I wasn’t expecting much from this live action musical remake of the 1991 animation and, at 2.5 hours long, I was thinking I might get a bit of shut eye. Surprisingly I stayed awake for the whole thing and I didn’t hate it.
With three daughters, I’ve watched my fair share of Disney Princess movies – and Barbie and Bratz and Monster High, though the ‘based on a doll’ franchises make Disney look like Tolstoy. What always disappoints about the Disney heroines are their limited prospects and choices. The way they take up less space and have less of a voice than the male characters.
I won’t worry about spoilers as the trailer, which gave away pretty much the entire story, shows that no one goes to this film expecting narrative surprises. What was interesting to me was how much agency Belle is given and whether we are expected to accept the domestic violence-excusing trope that women can fall in love with monsters who imprison them (as long as they are handsome princes underneath the anger and violence).
Emma Watson is Belle, winsome and bookish, occasionally channelling Hermione (and, for a moment, Maria Von Trapp) and ridiculed rather ludicrously by her entire village for being literate. Her father Maurice (Kevin Kline) is rather satisfyingly shown as kindly and a little eccentric rather than the foolish and simpleminded character he was in the animation. The most narcissistic and misogynist man in the village, Gaston (Luke Evans), wants to marry Belle; sure she is beautiful but rather odiously he seems most interested in the challenge of breaking her independent spirit and ability to make her own choices.
Gaston’s comedic sidekick, Le Fou (Josh Gadd), is camp and either overly enamoured of himself, Gaston’s confidence or Gaston himself. The fact that Le Fou is gay is played for laughs and is subtle enough that hetero children won’t notice. There has been a fair bit of press as to how groundbreaking it is for Disney to have its first openly gay character but the depiction does little to advance the limited acceptance of gay characters (as long as they are non-threatening, nonsexual and not taken seriously).
I was interested to see how the Beast as abuser would be depicted. Initially he is a monster, quick to fury as he imprisons Maurice for picking a rose from his castle grounds. He is no less tyrannical when Belle substitutes herself for her father and it is initially only the castle servants, who have been turned into domestic objects, who acknowledge her humanity, though seemingly for selfish reasons. Whenever the Beast shouts and intimidates, Belle stands up to him and there is never a moment where she capitulates, through pity or kindliness or the ‘innate goodness’ of her sex, until he first shows his humanity, saving her life and putting his own at risk.
Some things didn’t work for me. The Beast is often too obviously computer-enhanced, detracting from his menace and humanity. The film may possibly technically pass the Bechtel Test but not in any way I can remember.
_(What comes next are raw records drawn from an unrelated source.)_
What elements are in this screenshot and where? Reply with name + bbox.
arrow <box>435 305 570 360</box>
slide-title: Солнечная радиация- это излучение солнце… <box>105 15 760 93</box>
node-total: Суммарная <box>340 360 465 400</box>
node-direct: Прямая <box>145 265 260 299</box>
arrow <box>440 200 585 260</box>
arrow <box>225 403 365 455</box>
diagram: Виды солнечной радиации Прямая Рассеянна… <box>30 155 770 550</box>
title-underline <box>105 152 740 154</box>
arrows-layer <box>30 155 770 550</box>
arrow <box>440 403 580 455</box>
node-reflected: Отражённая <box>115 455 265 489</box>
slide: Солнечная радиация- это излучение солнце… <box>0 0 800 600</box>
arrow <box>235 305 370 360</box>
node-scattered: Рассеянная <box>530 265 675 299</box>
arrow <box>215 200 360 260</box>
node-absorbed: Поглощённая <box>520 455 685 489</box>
The only other significant female characters are an enchantress (who is voiceless), a teapot (Mrs Potts), a wardrobe (Mme Garderobe), a feather duster (Plumette) and an evil villager. It’s possible some of them say or sing words when Belle is around but there is no sense of conversation nor depth to their roles. Compare that with the significant roles of Maurice, Gaston, Le Fou, the Beast, Lumière, Chip, Cogsworth and Maestro Cadenza and you can see that women get only a little space and voice.
The characters of course are mostly caricatures other than perhaps Belle, her father and the Beast. The villagers are so ludicrously mean and stupid that it is little surprise that Belle might choose to live in a castle with a tyrant rather than stay in her village.
And it is a musical. This isn’t always bad – Once, La La Land, Hedwig and the Angry Inch, all musicals I have enjoyed – but there’s a lot of singing and dancing in this one and it’s only occasionally diverting. I might have catnapped while the dinner plates were putting on a Vegas show.
The visuals and costuming are sumptuous and there are some good comical turns from secondary characters. Dan Stevens is a satisfying Beast, convincingly menacing and vulnerable. If you’re going to see a movie with your kids this holidays, Beauty and the Beast is not a bad choice. You’ll either enjoy it or get the chance for a power nap.